A moment for mission
So as we enter these final days of the synod, I find myself turning to our newest saints. Not only the holy spouses St. Louis and St. Zélie Martin. But also our newest American saint, St. Junípero Serra, who blazed the trails of holiness in the New World.
I believe that all of us in the Church need a new missionary confidence and courage for the times we are living in.
In fact, we are living in a time of hope, a new missionary moment - a time when the Church has a great opportunity for the new evangelization of our continents and the world.
Every day, as bishops from around the world gather in this Synod Hall, we are witnessing the reality that the Gospel has been enculturated in "every nation under heaven."
This has been striking for me, this experience of the universal Church: to realize that the Church today is able to truly pray, teach and evangelize in one voice - as one family of God, drawn from every nation, people and language, united in our faith in the Gospel and our communion with the Holy Father in Rome.
With the unity of our doctrine and practice, and the rich diversity of our local traditions of popular piety - the Church has tremendous resources to resist pressures and worldly powers and to proclaim the Gospel to a new generation.

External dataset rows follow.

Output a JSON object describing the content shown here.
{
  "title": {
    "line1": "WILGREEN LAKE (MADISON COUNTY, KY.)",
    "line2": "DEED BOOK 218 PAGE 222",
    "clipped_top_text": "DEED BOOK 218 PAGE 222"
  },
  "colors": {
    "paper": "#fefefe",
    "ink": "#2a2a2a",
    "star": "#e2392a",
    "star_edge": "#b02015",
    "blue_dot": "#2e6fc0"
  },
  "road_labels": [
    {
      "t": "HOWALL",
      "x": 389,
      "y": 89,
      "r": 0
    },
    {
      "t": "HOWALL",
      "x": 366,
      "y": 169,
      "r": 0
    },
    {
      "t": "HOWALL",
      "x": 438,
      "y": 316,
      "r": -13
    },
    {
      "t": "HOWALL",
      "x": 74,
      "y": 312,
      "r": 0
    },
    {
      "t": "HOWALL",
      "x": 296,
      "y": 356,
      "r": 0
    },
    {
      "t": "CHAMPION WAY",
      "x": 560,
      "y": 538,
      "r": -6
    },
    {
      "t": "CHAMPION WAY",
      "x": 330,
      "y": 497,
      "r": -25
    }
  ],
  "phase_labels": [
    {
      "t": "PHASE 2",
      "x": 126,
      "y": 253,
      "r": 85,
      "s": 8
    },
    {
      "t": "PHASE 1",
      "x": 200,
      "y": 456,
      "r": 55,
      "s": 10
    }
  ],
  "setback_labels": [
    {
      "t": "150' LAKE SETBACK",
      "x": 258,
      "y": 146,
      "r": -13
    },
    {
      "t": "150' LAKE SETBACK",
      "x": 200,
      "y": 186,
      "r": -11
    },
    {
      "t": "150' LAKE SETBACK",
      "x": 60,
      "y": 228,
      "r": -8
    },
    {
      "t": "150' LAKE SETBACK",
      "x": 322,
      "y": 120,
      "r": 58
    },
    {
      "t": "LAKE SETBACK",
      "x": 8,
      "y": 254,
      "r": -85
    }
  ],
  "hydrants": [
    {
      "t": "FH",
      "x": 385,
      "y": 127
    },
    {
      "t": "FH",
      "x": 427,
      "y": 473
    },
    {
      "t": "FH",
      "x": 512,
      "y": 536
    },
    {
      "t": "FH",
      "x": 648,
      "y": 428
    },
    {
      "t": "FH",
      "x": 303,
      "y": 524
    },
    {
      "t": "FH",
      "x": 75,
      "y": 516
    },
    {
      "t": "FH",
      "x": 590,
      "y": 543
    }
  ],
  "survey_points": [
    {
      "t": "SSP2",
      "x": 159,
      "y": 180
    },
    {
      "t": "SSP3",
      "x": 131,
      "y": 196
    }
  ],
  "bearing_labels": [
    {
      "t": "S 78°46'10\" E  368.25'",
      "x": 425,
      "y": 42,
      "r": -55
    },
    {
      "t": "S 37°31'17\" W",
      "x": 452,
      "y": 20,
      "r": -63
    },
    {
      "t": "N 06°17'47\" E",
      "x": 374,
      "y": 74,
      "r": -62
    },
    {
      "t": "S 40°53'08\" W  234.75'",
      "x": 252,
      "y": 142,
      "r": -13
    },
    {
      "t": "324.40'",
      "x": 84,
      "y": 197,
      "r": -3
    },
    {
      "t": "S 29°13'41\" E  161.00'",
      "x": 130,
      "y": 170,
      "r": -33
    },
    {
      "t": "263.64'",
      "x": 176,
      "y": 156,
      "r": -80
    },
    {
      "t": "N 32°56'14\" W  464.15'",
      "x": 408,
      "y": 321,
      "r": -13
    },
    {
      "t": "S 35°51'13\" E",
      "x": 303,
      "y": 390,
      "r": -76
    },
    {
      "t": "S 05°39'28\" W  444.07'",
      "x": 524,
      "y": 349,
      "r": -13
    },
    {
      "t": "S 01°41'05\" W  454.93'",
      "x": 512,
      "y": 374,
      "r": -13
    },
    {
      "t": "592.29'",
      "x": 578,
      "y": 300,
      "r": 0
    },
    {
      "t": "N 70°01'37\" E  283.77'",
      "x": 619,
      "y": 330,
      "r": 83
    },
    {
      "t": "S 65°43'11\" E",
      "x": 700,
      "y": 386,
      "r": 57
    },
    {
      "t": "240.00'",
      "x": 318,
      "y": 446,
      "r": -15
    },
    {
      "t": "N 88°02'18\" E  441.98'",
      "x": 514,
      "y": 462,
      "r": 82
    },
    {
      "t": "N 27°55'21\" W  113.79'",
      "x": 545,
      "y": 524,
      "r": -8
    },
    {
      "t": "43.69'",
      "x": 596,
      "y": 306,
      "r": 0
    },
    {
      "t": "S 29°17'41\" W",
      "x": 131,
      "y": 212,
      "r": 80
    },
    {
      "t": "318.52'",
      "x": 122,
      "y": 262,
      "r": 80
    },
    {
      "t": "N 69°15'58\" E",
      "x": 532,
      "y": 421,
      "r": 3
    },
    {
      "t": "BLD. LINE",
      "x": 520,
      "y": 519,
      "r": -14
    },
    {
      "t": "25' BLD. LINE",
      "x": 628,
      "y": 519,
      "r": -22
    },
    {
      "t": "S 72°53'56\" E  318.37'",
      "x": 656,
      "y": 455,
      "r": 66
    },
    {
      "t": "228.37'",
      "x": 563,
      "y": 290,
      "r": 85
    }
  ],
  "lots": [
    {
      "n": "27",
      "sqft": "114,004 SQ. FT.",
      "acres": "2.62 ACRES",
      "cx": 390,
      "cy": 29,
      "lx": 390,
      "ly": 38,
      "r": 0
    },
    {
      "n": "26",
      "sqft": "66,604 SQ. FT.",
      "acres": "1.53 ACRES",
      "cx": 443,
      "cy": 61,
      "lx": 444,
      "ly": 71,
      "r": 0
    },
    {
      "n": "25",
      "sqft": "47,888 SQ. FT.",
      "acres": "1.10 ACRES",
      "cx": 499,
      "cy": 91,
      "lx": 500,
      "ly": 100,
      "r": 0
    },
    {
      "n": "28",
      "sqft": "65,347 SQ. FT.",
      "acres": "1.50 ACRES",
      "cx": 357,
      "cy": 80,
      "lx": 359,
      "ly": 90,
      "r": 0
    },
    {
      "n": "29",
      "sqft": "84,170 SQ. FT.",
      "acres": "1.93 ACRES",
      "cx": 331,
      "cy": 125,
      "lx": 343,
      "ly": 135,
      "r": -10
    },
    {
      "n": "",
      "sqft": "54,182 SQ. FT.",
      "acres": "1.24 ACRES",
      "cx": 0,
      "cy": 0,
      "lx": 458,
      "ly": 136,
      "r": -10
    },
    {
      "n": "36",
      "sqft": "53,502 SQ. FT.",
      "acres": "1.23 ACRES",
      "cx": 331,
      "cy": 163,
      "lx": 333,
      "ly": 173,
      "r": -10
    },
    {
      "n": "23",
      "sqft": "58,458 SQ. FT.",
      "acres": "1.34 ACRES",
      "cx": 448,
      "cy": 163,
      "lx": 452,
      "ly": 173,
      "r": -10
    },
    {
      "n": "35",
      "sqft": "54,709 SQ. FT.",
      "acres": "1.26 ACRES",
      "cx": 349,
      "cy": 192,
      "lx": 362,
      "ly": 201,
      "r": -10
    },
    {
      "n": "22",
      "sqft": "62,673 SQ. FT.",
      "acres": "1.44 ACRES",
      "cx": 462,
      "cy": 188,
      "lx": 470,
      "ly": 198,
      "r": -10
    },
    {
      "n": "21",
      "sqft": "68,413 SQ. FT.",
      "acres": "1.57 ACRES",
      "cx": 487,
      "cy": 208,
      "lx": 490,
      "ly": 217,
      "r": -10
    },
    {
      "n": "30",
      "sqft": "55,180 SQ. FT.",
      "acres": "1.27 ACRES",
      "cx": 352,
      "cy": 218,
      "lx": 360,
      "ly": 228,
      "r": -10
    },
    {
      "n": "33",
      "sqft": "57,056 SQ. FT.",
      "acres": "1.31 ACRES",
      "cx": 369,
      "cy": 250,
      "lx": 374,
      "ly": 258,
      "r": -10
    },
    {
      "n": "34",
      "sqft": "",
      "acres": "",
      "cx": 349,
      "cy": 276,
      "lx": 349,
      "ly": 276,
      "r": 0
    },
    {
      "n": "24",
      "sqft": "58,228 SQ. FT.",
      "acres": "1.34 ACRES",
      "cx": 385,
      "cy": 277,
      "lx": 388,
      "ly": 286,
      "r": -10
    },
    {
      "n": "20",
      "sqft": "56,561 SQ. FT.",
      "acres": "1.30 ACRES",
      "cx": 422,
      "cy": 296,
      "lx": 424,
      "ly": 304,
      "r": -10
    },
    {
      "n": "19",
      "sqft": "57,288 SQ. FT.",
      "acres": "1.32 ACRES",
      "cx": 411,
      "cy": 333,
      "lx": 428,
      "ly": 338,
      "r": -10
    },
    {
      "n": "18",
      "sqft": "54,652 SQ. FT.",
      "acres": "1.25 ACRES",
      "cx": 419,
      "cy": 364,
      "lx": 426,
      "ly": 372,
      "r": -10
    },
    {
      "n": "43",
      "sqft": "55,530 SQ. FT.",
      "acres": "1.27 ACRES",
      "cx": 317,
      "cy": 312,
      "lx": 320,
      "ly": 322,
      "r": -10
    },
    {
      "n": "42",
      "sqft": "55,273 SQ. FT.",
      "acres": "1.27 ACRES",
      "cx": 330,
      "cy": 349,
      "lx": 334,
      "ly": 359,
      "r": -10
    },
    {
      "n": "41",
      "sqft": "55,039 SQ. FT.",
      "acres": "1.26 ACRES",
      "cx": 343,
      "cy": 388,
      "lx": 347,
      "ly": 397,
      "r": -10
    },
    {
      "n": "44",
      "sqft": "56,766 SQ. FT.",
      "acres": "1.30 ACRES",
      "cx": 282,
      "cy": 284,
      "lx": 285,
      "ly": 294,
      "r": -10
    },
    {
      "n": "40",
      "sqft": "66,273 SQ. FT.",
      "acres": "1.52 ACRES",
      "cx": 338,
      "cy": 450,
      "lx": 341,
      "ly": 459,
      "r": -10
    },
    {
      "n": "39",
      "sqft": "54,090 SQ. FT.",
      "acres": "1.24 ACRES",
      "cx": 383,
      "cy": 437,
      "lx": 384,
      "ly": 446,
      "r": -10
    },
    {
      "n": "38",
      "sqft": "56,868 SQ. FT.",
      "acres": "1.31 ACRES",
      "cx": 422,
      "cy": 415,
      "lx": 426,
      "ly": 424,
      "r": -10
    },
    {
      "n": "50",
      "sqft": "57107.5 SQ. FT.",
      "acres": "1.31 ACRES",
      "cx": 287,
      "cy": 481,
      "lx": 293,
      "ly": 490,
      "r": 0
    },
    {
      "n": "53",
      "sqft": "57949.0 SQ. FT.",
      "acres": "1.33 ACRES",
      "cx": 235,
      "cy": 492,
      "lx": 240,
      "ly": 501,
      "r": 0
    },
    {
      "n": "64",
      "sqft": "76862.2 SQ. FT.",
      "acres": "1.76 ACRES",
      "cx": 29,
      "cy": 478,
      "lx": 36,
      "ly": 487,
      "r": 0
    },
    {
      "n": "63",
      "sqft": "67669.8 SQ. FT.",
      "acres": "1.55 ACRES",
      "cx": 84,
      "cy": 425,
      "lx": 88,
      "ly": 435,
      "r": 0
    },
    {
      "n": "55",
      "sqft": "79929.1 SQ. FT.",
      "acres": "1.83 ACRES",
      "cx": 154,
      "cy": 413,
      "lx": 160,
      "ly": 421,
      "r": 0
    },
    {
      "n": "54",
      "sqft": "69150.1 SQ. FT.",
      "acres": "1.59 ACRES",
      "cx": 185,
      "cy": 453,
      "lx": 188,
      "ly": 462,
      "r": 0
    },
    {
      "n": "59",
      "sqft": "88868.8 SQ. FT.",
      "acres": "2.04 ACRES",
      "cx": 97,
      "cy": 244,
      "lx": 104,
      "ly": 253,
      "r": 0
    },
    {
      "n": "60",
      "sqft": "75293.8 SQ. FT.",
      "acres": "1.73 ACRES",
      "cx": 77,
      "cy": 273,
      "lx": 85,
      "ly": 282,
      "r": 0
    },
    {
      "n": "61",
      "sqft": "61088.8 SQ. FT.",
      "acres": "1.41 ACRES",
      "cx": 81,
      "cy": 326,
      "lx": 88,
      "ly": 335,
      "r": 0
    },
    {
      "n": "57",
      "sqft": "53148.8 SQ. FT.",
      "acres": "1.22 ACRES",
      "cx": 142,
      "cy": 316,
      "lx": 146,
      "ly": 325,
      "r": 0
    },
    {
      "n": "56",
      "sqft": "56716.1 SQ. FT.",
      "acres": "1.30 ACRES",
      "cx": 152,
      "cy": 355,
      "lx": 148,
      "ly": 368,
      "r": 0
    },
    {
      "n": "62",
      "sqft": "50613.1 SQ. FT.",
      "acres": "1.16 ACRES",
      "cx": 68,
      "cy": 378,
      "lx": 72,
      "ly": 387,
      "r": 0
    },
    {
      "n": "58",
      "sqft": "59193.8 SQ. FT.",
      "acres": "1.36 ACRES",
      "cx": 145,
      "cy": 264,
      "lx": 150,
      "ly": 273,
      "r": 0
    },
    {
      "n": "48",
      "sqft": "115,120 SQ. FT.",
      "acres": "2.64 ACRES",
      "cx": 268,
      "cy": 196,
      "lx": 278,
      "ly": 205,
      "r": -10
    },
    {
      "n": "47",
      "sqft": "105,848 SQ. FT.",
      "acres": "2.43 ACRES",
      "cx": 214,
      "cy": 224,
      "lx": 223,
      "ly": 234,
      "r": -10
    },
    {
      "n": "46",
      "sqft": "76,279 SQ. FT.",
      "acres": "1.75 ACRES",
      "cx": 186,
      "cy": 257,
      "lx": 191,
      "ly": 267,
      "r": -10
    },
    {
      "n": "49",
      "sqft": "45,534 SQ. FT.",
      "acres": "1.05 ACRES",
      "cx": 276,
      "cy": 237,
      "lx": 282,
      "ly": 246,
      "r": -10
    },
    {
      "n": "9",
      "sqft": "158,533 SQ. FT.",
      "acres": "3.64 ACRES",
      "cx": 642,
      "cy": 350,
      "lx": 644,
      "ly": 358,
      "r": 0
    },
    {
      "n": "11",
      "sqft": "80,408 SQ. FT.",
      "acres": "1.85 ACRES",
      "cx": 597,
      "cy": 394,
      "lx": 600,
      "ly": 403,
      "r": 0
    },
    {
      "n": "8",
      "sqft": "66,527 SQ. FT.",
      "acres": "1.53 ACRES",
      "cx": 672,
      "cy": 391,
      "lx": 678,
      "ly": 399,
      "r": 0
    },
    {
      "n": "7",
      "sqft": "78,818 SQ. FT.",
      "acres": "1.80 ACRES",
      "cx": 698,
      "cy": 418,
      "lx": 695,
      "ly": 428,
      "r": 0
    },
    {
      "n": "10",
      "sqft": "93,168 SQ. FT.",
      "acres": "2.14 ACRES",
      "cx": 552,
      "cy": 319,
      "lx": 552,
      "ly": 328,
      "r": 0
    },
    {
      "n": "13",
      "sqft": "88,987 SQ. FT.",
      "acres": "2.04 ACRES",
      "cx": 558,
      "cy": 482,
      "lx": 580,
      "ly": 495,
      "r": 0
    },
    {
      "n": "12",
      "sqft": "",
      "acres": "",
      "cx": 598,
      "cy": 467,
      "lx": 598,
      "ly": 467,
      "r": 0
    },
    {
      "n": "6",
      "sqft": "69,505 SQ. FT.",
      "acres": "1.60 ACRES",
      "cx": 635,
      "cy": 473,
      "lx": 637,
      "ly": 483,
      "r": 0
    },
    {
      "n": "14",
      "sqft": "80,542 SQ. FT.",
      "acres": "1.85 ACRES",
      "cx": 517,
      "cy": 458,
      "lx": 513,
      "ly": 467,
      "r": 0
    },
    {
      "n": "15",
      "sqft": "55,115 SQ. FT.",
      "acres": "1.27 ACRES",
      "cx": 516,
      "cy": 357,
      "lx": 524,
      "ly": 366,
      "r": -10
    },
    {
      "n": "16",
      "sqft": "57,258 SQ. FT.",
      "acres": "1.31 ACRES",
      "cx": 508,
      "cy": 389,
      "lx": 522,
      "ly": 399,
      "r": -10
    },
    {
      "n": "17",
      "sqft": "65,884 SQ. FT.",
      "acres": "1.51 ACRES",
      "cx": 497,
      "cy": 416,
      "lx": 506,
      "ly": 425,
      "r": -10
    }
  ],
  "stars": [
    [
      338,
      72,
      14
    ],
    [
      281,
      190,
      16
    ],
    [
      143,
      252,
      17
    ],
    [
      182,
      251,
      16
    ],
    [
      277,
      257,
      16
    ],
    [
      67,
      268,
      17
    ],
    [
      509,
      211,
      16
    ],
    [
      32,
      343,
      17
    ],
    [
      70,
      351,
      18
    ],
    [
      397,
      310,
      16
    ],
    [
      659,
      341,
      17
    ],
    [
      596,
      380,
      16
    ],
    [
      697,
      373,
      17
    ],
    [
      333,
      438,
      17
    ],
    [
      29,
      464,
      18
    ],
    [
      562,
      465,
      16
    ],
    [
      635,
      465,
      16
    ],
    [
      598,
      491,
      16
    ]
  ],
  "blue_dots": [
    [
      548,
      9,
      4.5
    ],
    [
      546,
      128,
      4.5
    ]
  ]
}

We need to challenge the "orthodoxies" and the "anthropology" of our culture. We need to find creative, positive ways to proclaim God as Creator and to show the beauty of his plan for the human person and the family.
Counting on the intercession of the Holy Family of Nazareth, my prayer in this final week is that all of us in the Church will stay united in our apostolic desire to be missionary disciples. And that we will use this new moment to carry the beauty of God's plan for our lives and his original dream for creation - to the ends of the earth.